The offer comes just four days after PeopleSoft agreed a deal to buy another software firm, JD Edwards, for US$1.7 billion, in a deal that would threaten Oracle's market share.
Larry Ellison, Oracle's chairman, said he was "very interested" in JD Edwards and would review the deal if the bid was successful.
Ellison said Oracle had no plans to raise its offer. "That's a fair bid," he said.
"We want to make sure the shareholders have an alternative to the very risky strategy proposed by PeopleSoft management." But investors were guessing otherwise. PeopleSoft shares climbed to $18.52 in early trade yesterday in anticipation that Oracle would be forced to go higher.
Ellison said the Oracle proposal would create "a very formidable player in the market." The deal would add US$2 billion to Oracle's annual US$10 billion revenues.

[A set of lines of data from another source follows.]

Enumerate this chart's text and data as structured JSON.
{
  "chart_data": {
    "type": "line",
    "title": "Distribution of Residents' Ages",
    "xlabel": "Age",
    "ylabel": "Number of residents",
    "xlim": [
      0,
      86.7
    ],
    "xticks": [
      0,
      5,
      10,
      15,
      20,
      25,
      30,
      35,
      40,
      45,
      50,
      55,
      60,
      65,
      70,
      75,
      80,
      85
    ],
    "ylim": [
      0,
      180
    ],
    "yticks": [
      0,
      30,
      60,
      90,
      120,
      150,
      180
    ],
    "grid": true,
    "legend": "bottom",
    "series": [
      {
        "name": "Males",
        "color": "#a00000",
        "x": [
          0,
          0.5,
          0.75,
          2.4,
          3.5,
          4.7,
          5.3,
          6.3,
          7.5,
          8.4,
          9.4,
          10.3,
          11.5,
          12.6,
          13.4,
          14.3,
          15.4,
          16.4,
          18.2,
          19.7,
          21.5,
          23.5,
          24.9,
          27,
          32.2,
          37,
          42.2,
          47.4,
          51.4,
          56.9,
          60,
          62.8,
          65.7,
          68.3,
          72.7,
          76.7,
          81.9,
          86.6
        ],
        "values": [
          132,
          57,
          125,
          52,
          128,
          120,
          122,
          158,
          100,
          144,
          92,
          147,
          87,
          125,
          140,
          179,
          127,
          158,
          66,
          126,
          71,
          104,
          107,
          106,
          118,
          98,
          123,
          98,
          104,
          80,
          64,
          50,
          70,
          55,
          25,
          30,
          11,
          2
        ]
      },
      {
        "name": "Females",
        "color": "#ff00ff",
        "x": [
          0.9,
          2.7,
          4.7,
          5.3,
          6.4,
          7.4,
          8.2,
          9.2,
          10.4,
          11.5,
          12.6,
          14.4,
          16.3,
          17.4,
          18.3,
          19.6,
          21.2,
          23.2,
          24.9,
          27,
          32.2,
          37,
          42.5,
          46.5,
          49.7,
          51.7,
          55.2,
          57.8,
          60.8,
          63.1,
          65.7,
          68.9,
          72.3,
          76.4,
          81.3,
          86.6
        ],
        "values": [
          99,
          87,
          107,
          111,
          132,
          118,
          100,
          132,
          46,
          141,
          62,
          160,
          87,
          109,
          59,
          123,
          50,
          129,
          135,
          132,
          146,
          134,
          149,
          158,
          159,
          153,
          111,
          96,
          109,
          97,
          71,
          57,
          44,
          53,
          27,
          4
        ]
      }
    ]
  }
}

Oracle is the No. 2 software company in the world and the acquisition of PeopleSoft would strengthen its position in the market for business software programs.
Oracle is better known for database software, which accounts for about 80 percent of its revenues. In business management solutions, Oracle is second in the market behind German software producer SAP.
PeopleSoft is third.
Ellison said PeopleSoft chief executive Craig Conway had approached him a year ago with the idea of combining business applications divisions but they were unable to agree a structure.

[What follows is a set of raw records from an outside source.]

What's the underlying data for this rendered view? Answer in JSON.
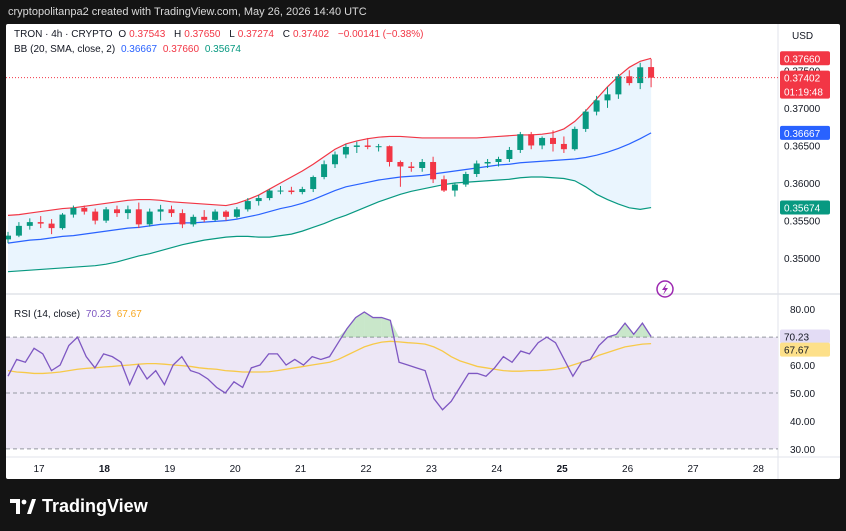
{
  "header": {
    "credit": "cryptopolitanpa2 created with TradingView.com, May 26, 2026 14:40 UTC"
  },
  "footer": {
    "brand": "TradingView"
  },
  "legend_main": {
    "symbol": "TRON · 4h · CRYPTO",
    "o_label": "O",
    "o": "0.37543",
    "h_label": "H",
    "h": "0.37650",
    "l_label": "L",
    "l": "0.37274",
    "c_label": "C",
    "c": "0.37402",
    "change": "−0.00141 (−0.38%)"
  },
  "legend_bb": {
    "name": "BB (20, SMA, close, 2)",
    "basis": "0.36667",
    "upper": "0.37660",
    "lower": "0.35674"
  },
  "legend_rsi": {
    "name": "RSI (14, close)",
    "rsi": "70.23",
    "ma": "67.67"
  },
  "colors": {
    "up": "#089981",
    "down": "#f23645",
    "bb_upper": "#f23645",
    "bb_basis": "#2962ff",
    "bb_lower": "#089981",
    "bb_fill": "#e3f2fd",
    "rsi_line": "#7e57c2",
    "rsi_ma": "#f7c948",
    "rsi_band": "#ede7f6"
  },
  "chart_data": [
    {
      "type": "candlestick",
      "title": "TRON · 4h · CRYPTO",
      "currency": "USD",
      "ylim": [
        0.3455,
        0.3785
      ],
      "y_ticks": [
        "0.35000",
        "0.35500",
        "0.36000",
        "0.36500",
        "0.37000",
        "0.37500"
      ],
      "x_ticks": [
        "17",
        "18",
        "19",
        "20",
        "21",
        "22",
        "23",
        "24",
        "25",
        "26",
        "27",
        "28"
      ],
      "x_tick_positions": [
        0,
        6,
        12,
        18,
        24,
        30,
        36,
        42,
        48,
        54,
        60,
        66
      ],
      "price_labels": {
        "bb_upper": "0.37660",
        "last": "0.37402",
        "countdown": "01:19:48",
        "bb_basis": "0.36667",
        "bb_lower": "0.35674"
      },
      "candles": [
        [
          0.3525,
          0.3535,
          0.352,
          0.353
        ],
        [
          0.353,
          0.3548,
          0.3528,
          0.3543
        ],
        [
          0.3543,
          0.3553,
          0.3538,
          0.3548
        ],
        [
          0.3548,
          0.3556,
          0.354,
          0.3546
        ],
        [
          0.3546,
          0.3552,
          0.3532,
          0.354
        ],
        [
          0.354,
          0.356,
          0.3538,
          0.3558
        ],
        [
          0.3558,
          0.357,
          0.3554,
          0.3567
        ],
        [
          0.3567,
          0.357,
          0.3558,
          0.3562
        ],
        [
          0.3562,
          0.3566,
          0.3545,
          0.355
        ],
        [
          0.355,
          0.3568,
          0.3547,
          0.3565
        ],
        [
          0.3565,
          0.357,
          0.3555,
          0.356
        ],
        [
          0.356,
          0.357,
          0.3552,
          0.3565
        ],
        [
          0.3565,
          0.3574,
          0.354,
          0.3545
        ],
        [
          0.3545,
          0.3566,
          0.3542,
          0.3562
        ],
        [
          0.3562,
          0.3571,
          0.355,
          0.3565
        ],
        [
          0.3565,
          0.357,
          0.3555,
          0.356
        ],
        [
          0.356,
          0.3565,
          0.354,
          0.3545
        ],
        [
          0.3545,
          0.3558,
          0.3542,
          0.3555
        ],
        [
          0.3555,
          0.3564,
          0.3548,
          0.3551
        ],
        [
          0.3551,
          0.3565,
          0.3549,
          0.3562
        ],
        [
          0.3562,
          0.3564,
          0.355,
          0.3555
        ],
        [
          0.3555,
          0.3568,
          0.3553,
          0.3565
        ],
        [
          0.3565,
          0.358,
          0.3562,
          0.3576
        ],
        [
          0.3576,
          0.3584,
          0.357,
          0.358
        ],
        [
          0.358,
          0.3592,
          0.3577,
          0.359
        ],
        [
          0.359,
          0.3596,
          0.3585,
          0.359
        ],
        [
          0.359,
          0.3595,
          0.3585,
          0.3588
        ],
        [
          0.3588,
          0.3595,
          0.3585,
          0.3592
        ],
        [
          0.3592,
          0.361,
          0.3588,
          0.3608
        ],
        [
          0.3608,
          0.363,
          0.3605,
          0.3625
        ],
        [
          0.3625,
          0.3642,
          0.362,
          0.3638
        ],
        [
          0.3638,
          0.3652,
          0.3633,
          0.3648
        ],
        [
          0.3648,
          0.3655,
          0.364,
          0.365
        ],
        [
          0.365,
          0.366,
          0.3645,
          0.3648
        ],
        [
          0.3648,
          0.3652,
          0.3642,
          0.3649
        ],
        [
          0.3649,
          0.365,
          0.3622,
          0.3628
        ],
        [
          0.3628,
          0.363,
          0.3595,
          0.3622
        ],
        [
          0.3622,
          0.3628,
          0.3615,
          0.362
        ],
        [
          0.362,
          0.3632,
          0.3615,
          0.3628
        ],
        [
          0.3628,
          0.3635,
          0.36,
          0.3605
        ],
        [
          0.3605,
          0.361,
          0.3588,
          0.359
        ],
        [
          0.359,
          0.36,
          0.3582,
          0.3598
        ],
        [
          0.3598,
          0.3615,
          0.3595,
          0.3612
        ],
        [
          0.3612,
          0.363,
          0.3608,
          0.3626
        ],
        [
          0.3626,
          0.3632,
          0.362,
          0.3628
        ],
        [
          0.3628,
          0.3635,
          0.3622,
          0.3632
        ],
        [
          0.3632,
          0.3648,
          0.3628,
          0.3644
        ],
        [
          0.3644,
          0.3668,
          0.364,
          0.3665
        ],
        [
          0.3665,
          0.3668,
          0.3645,
          0.365
        ],
        [
          0.365,
          0.3662,
          0.3645,
          0.366
        ],
        [
          0.366,
          0.367,
          0.3642,
          0.3652
        ],
        [
          0.3652,
          0.3662,
          0.364,
          0.3645
        ],
        [
          0.3645,
          0.3675,
          0.3643,
          0.3672
        ],
        [
          0.3672,
          0.3698,
          0.3668,
          0.3695
        ],
        [
          0.3695,
          0.3716,
          0.369,
          0.371
        ],
        [
          0.371,
          0.3728,
          0.37,
          0.3718
        ],
        [
          0.3718,
          0.3745,
          0.3712,
          0.3742
        ],
        [
          0.3742,
          0.375,
          0.373,
          0.3733
        ],
        [
          0.3733,
          0.376,
          0.3725,
          0.3754
        ],
        [
          0.37543,
          0.3765,
          0.37274,
          0.37402
        ]
      ],
      "bb_upper": [
        0.3557,
        0.3558,
        0.356,
        0.3562,
        0.3564,
        0.3566,
        0.3567,
        0.3569,
        0.3571,
        0.3573,
        0.3575,
        0.3577,
        0.3578,
        0.3578,
        0.3577,
        0.3575,
        0.3574,
        0.3573,
        0.3572,
        0.3571,
        0.357,
        0.3573,
        0.3578,
        0.3584,
        0.3592,
        0.36,
        0.3608,
        0.3616,
        0.3625,
        0.3635,
        0.3645,
        0.3652,
        0.3656,
        0.3659,
        0.3661,
        0.3662,
        0.3662,
        0.3661,
        0.366,
        0.366,
        0.366,
        0.366,
        0.366,
        0.366,
        0.3661,
        0.3662,
        0.3663,
        0.3664,
        0.3664,
        0.3665,
        0.3667,
        0.3672,
        0.3682,
        0.3696,
        0.3712,
        0.3728,
        0.3742,
        0.3754,
        0.3762,
        0.3766
      ],
      "bb_basis": [
        0.352,
        0.3522,
        0.3524,
        0.3525,
        0.3527,
        0.3529,
        0.353,
        0.3532,
        0.3534,
        0.3536,
        0.3538,
        0.354,
        0.3541,
        0.3543,
        0.3545,
        0.3546,
        0.3547,
        0.3547,
        0.3548,
        0.3549,
        0.355,
        0.3552,
        0.3555,
        0.3558,
        0.3562,
        0.3566,
        0.3569,
        0.3573,
        0.3578,
        0.3584,
        0.359,
        0.3595,
        0.3598,
        0.3601,
        0.3604,
        0.3606,
        0.3608,
        0.3609,
        0.361,
        0.3612,
        0.3614,
        0.3616,
        0.3618,
        0.362,
        0.3622,
        0.3624,
        0.3625,
        0.3627,
        0.3628,
        0.3629,
        0.363,
        0.3631,
        0.3632,
        0.3634,
        0.3637,
        0.3641,
        0.3646,
        0.3652,
        0.3659,
        0.36667
      ],
      "bb_lower": [
        0.3482,
        0.3483,
        0.3484,
        0.3485,
        0.3486,
        0.3487,
        0.3488,
        0.3489,
        0.349,
        0.3492,
        0.3495,
        0.3499,
        0.3503,
        0.3506,
        0.351,
        0.3514,
        0.3518,
        0.3521,
        0.3524,
        0.3526,
        0.3528,
        0.3529,
        0.3529,
        0.3528,
        0.3528,
        0.353,
        0.3532,
        0.3536,
        0.3541,
        0.3546,
        0.3552,
        0.3557,
        0.3563,
        0.3569,
        0.3575,
        0.358,
        0.3585,
        0.3589,
        0.3592,
        0.3595,
        0.3598,
        0.36,
        0.3601,
        0.3602,
        0.3603,
        0.3604,
        0.3605,
        0.3607,
        0.3608,
        0.3608,
        0.3607,
        0.3606,
        0.3603,
        0.3595,
        0.3585,
        0.3578,
        0.3572,
        0.3567,
        0.3565,
        0.35674
      ]
    },
    {
      "type": "line",
      "title": "RSI (14, close)",
      "ylim": [
        26,
        84
      ],
      "y_ticks": [
        "80.00",
        "70.00",
        "60.00",
        "50.00",
        "40.00",
        "30.00"
      ],
      "y_tick_values": [
        80,
        70,
        60,
        50,
        40,
        30
      ],
      "band": [
        30,
        70
      ],
      "price_labels": {
        "rsi": "70.23",
        "ma": "67.67"
      },
      "series": [
        {
          "key": "rsi",
          "values": [
            56,
            62,
            61,
            66,
            64,
            58,
            60,
            67,
            70,
            63,
            59,
            64,
            63,
            61,
            53,
            60,
            55,
            58,
            53,
            60,
            63,
            58,
            57,
            55,
            52,
            50,
            54,
            52,
            59,
            60,
            64,
            64,
            60,
            62,
            60,
            63,
            62,
            63,
            68,
            73,
            77,
            79,
            77,
            77,
            76,
            61,
            60,
            59,
            58,
            48,
            44,
            47,
            52,
            57,
            57,
            56,
            59,
            63,
            61,
            65,
            64,
            68,
            70,
            68,
            62,
            56,
            61,
            62,
            67,
            70,
            71,
            75,
            71,
            75,
            70.23
          ]
        },
        {
          "key": "ma",
          "values": [
            58,
            57.5,
            57.3,
            57,
            57,
            57.2,
            57.5,
            58,
            58.5,
            58.8,
            59,
            59.3,
            59.5,
            59.8,
            60,
            60.3,
            60.5,
            60.5,
            60.3,
            60,
            59.8,
            59.5,
            59,
            58.7,
            58.5,
            58,
            57.8,
            57.5,
            57.5,
            57.5,
            57.6,
            58,
            58.5,
            59,
            59.5,
            60,
            60.5,
            61,
            62,
            63.5,
            65,
            66.5,
            67.5,
            68.2,
            68.5,
            68.3,
            68,
            67.8,
            67.5,
            66.5,
            65,
            63,
            61.5,
            60.5,
            59.5,
            59,
            58.5,
            58,
            57.8,
            57.8,
            58,
            58,
            58.2,
            58.5,
            59,
            60,
            61,
            62,
            63.5,
            64.5,
            65.5,
            66.5,
            67,
            67.5,
            67.67
          ]
        }
      ]
    }
  ]
}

Under those earlier proposals the two would have created a separate business housing the enterprise software, used by corporations to run everything from personnel departments to managing supplies.
Conway was once a top executive at Oracle and relations between the two chiefs are said to be strained. PeopleSoft was yesterday preparing its response.
Ellison said the PeopleSoft brand would eventually be phased out and reducing the company's 8,000 strong workforce would cut costs.